Черный воздух. Лучшие рассказы - Робинсон Ким Стэнли
Острые, зубчатые глыбы сераков [51] сверкали на солнце свежими, чистыми гранями. Среди них темнели хаотические россыпи валунов – огромных, порой не меньше жилого дома в величину. Двигаясь дальше, Алекс прятался то за одним, то за другим. Время от времени сюда забредали банды мальчишек из Кембриджа, а этих следовало опасаться. Главное дело – заметить их прежде, чем они заметят тебя.

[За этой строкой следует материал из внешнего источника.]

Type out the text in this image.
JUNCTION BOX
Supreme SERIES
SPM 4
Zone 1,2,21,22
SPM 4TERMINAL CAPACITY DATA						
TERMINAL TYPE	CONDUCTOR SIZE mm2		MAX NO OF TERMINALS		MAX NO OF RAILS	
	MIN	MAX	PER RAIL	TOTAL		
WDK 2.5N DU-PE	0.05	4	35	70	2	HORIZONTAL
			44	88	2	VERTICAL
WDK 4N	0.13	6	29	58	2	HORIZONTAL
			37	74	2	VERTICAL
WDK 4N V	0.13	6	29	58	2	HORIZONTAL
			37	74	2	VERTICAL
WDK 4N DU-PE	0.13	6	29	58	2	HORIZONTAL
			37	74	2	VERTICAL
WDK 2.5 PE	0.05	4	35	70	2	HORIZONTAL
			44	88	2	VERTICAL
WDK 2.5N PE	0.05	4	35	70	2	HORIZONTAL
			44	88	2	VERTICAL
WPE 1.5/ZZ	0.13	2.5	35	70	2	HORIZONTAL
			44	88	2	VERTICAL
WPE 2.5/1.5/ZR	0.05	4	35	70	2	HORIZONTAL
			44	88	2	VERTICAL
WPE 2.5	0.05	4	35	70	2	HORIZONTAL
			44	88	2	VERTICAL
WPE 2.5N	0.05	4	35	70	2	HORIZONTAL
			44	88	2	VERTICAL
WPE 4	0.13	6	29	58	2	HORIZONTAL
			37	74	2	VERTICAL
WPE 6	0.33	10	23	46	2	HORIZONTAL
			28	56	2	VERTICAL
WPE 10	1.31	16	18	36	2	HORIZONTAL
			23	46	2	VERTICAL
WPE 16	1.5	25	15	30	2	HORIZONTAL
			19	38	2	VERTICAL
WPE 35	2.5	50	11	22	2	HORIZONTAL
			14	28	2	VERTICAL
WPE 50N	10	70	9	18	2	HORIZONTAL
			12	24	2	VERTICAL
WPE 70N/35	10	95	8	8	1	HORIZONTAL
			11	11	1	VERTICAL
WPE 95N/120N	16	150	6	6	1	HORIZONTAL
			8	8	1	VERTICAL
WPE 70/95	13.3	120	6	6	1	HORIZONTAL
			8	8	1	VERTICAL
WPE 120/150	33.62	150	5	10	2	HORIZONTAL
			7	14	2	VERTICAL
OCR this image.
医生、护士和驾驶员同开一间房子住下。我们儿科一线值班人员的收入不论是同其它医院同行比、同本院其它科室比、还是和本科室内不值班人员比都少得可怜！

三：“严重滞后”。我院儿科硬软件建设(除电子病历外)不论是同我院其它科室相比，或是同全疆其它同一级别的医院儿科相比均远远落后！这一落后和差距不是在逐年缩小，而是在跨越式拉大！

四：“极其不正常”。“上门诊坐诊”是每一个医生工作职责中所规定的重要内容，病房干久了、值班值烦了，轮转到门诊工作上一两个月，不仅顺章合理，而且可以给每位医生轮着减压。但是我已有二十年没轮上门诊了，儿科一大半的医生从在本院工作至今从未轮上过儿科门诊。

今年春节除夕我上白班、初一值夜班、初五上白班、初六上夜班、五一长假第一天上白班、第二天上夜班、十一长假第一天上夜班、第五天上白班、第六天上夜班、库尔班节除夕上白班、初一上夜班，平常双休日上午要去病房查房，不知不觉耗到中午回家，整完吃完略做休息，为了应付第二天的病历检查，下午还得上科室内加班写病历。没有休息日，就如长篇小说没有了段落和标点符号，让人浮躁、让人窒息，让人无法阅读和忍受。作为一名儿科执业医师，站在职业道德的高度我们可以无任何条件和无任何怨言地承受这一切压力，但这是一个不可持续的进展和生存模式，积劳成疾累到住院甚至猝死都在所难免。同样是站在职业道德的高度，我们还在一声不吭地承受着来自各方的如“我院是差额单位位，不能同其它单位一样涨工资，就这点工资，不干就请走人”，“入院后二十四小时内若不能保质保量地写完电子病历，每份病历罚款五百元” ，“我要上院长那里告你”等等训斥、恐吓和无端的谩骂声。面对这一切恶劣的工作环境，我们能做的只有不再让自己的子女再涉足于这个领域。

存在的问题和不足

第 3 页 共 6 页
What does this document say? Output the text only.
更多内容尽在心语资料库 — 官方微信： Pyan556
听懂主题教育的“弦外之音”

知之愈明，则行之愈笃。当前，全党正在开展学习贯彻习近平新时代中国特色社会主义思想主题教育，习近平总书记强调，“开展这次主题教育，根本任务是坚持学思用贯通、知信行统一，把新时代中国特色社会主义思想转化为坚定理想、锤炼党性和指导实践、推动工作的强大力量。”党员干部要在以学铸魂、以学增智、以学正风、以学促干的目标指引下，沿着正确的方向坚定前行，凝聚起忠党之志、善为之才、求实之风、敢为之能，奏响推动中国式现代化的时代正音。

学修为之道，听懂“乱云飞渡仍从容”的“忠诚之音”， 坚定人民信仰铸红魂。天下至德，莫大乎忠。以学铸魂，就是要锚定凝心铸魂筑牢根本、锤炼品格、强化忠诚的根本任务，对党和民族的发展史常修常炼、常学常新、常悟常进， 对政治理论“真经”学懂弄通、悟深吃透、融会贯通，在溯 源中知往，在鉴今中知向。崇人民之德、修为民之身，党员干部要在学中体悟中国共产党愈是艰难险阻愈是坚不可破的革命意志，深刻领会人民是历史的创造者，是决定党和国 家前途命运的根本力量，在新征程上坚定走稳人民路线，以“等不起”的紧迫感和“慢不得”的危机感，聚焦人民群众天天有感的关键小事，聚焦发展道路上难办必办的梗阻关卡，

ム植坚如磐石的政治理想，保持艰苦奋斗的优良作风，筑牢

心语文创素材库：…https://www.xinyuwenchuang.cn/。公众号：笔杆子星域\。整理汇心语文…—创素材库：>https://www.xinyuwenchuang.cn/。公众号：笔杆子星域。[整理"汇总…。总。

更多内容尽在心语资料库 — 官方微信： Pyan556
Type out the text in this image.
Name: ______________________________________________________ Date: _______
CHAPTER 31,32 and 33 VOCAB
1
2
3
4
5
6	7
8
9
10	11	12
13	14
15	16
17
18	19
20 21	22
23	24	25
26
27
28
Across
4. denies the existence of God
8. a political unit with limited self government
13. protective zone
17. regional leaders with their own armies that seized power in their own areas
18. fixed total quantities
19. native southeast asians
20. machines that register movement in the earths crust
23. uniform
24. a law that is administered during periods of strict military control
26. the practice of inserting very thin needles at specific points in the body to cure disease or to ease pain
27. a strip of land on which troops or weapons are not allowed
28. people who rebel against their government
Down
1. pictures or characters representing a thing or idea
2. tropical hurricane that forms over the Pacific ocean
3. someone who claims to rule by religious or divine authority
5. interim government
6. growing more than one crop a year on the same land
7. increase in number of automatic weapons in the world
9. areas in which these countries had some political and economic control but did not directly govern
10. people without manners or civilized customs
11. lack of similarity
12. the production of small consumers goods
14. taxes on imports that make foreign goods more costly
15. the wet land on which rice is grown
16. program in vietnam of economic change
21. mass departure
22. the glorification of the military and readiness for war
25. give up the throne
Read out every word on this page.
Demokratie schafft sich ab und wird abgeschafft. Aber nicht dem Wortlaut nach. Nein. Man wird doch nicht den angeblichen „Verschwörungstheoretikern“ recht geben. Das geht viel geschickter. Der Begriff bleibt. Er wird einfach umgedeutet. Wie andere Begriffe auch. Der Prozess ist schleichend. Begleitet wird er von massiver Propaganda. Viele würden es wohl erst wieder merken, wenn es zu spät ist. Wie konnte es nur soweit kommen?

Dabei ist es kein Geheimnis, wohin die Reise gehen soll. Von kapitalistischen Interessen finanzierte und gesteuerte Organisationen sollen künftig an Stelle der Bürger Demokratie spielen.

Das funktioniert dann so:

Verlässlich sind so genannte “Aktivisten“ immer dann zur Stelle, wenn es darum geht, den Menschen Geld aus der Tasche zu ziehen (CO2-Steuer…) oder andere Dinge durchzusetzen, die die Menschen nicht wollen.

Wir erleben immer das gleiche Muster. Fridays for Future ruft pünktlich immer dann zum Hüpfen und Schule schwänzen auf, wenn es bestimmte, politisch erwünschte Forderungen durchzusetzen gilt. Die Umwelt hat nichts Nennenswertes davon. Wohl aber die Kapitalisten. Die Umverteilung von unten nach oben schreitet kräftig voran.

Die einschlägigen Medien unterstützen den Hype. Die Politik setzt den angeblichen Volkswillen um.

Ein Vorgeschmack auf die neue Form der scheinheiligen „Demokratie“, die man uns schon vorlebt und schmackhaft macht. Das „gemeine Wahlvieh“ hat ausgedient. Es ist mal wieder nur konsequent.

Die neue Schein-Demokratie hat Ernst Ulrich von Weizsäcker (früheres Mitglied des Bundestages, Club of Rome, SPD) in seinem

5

Так Алекс прошел в глубину ледника еще милю с чем-то. Здесь лед, огибая особо громадный валун, вздыбился вверх полукруглой стеной высотой футов около десяти – еще одна причуда ледника, одно из сотен самых разнообразных поверхностных образований. В брешь между камнем и льдом Алекс вогнал несколько бесхозных досок, найденных неподалеку, и вышла у него неплохая скамейка, укрытая от западных ветров. Из плоских камней получился прекрасный пол, а в углу он устроил даже небольшой очажок. Всякий раз, как Алекс разводил в очажке костер, плоские камни под ним уходили еще чуточку глубже в монолитный, ни перед чем другим не отступающий лед.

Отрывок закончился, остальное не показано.